July 19, 2018
From the Introduction:
Several years ago, we set out to better understand how both library acquisition practices and the distribution patterns of publishers and vendors were evolving over time. Within the academic publishing community, there is a sense that academic libraries are acquiring fewer and fewer books and that university presses are struggling amid declining sales. The latter may certainly be true—a recent UK study found that between 2005 and 2014, retail sales of academic books dropped by 13 percent —but what if the academic libraries that constitute part of that market were in reality not making fewer purchases? As new vendors and acquisition methods disrupt customary means of acquiring books, Joseph Esposito, Ithaka S+R’s frequent collaborator and consultant, was inspired to ask whether book sales were actually depressed, or if they only appeared to be because academic libraries were bypassing the traditional wholesale vendors whose metrics are used by university presses to assess sales to libraries for companies like Amazon.
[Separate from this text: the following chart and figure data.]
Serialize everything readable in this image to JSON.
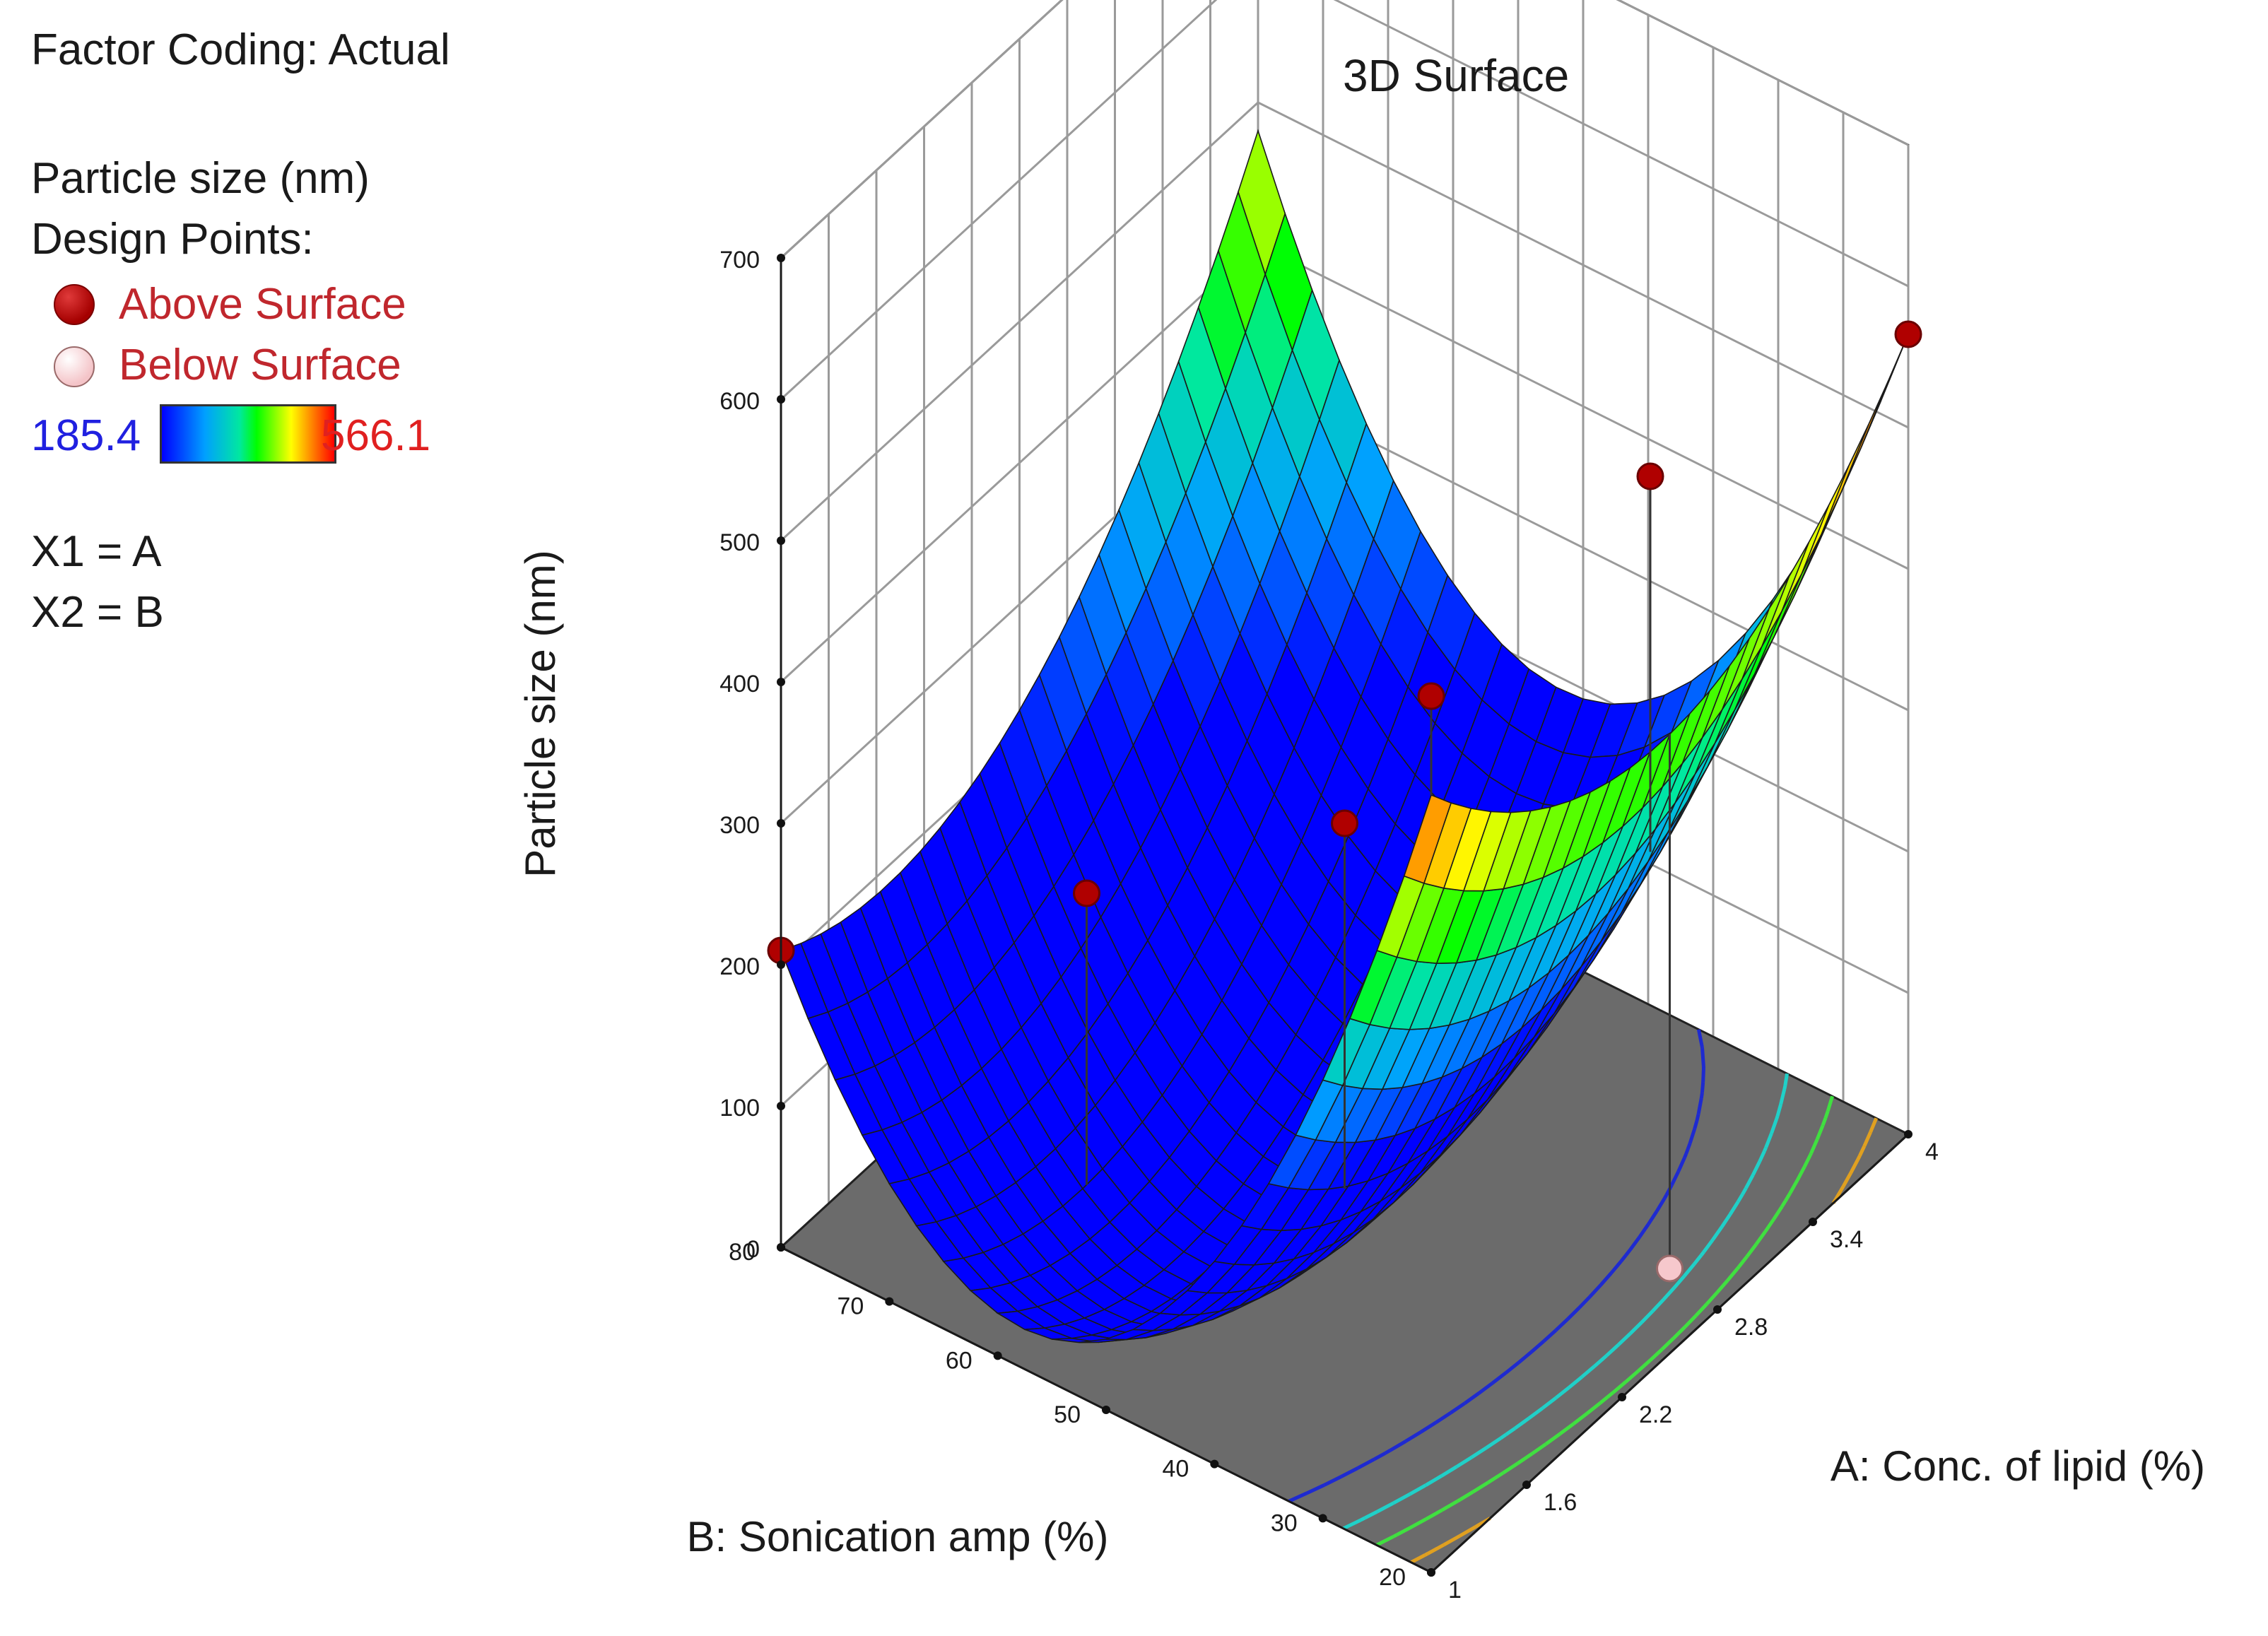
{
  "legend": {
    "factor_coding": "Factor Coding: Actual",
    "response": "Particle size (nm)",
    "design_points_label": "Design Points:",
    "above_label": "Above Surface",
    "below_label": "Below Surface",
    "color_min": "185.4",
    "color_max": "566.1",
    "x1": "X1 = A",
    "x2": "X2 = B"
  },
  "chart_data": {
    "type": "surface3d",
    "title": "3D Surface",
    "xlabel": "A: Conc. of lipid (%)",
    "ylabel": "B: Sonication amp (%)",
    "zlabel": "Particle size (nm)",
    "x_ticks": [
      "1",
      "1.6",
      "2.2",
      "2.8",
      "3.4",
      "4"
    ],
    "y_ticks": [
      "20",
      "30",
      "40",
      "50",
      "60",
      "70",
      "80"
    ],
    "z_ticks": [
      "0",
      "100",
      "200",
      "300",
      "400",
      "500",
      "600",
      "700"
    ],
    "xlim": [
      1,
      4
    ],
    "ylim": [
      20,
      80
    ],
    "zlim": [
      0,
      700
    ],
    "color_range": [
      185.4,
      566.1
    ],
    "colors": {
      "low": "#0000ff",
      "high": "#ff0000",
      "floor": "#6b6b6b",
      "above_point": "#b00000",
      "below_point": "#f6c8cc"
    },
    "surface_corners": [
      {
        "a": 1,
        "b": 80,
        "z": 210
      },
      {
        "a": 1,
        "b": 20,
        "z": 550
      },
      {
        "a": 4,
        "b": 20,
        "z": 566
      },
      {
        "a": 4,
        "b": 80,
        "z": 480
      }
    ],
    "design_points": [
      {
        "a": 1,
        "b": 80,
        "z": 210,
        "position": "Above Surface"
      },
      {
        "a": 1,
        "b": 20,
        "z": 620,
        "position": "Above Surface"
      },
      {
        "a": 4,
        "b": 20,
        "z": 566,
        "position": "Above Surface"
      },
      {
        "a": 2.5,
        "b": 50,
        "z": 260,
        "position": "Above Surface"
      },
      {
        "a": 3.4,
        "b": 35,
        "z": 470,
        "position": "Above Surface"
      },
      {
        "a": 1.9,
        "b": 65,
        "z": 215,
        "position": "Above Surface"
      },
      {
        "a": 2.5,
        "b": 20,
        "z": 60,
        "position": "Below Surface"
      }
    ]
  }
}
To address this question, Ithaka S+R’s Roger Schonfeld and Liam Sweeney developed a data collection method that involved obtaining acquisitions data through an integrated library system (ILS). With the help of Betsy Friesen and Michael Johnson at the University of Minnesota, we created a canned report and query that academic institutions using Ex Libris’s Alma could easily implement to extract their data and supply us with a complete list of acquisitions by fiscal year. A pilot conducted with four academic libraries in 2016 proved that this method not only yielded viable data but was also scalable. Last year we received funding from The Andrew W. Mellon Foundation, and the Library Acquisition Patterns (LAP) project was able to expand into a large-scale, national study that also incorporated data from OCLC’s WorldShare Management Services (WMS).
This preliminary analysis examines book acquisitions from 54 libraries—ranging from small private liberal arts colleges to public research universities—that use WMS. We asked participants for data on their acquisitions between fiscal years 2013 to 2017. Because start and end dates for fiscal years vary by institution, we coded fiscal years as the year when the fiscal period ends for the purpose of this analysis. While some institutions were able to provide data for all five years, most were not, and we were therefore unable to perform a meaningful longitudinal analysis of acquisition patterns in the aggregate and within sectors using WMS data alone. As a result we are focusing our findings on fiscal year 2017, the most recent year for which all participants were able to provide data on their acquisitions.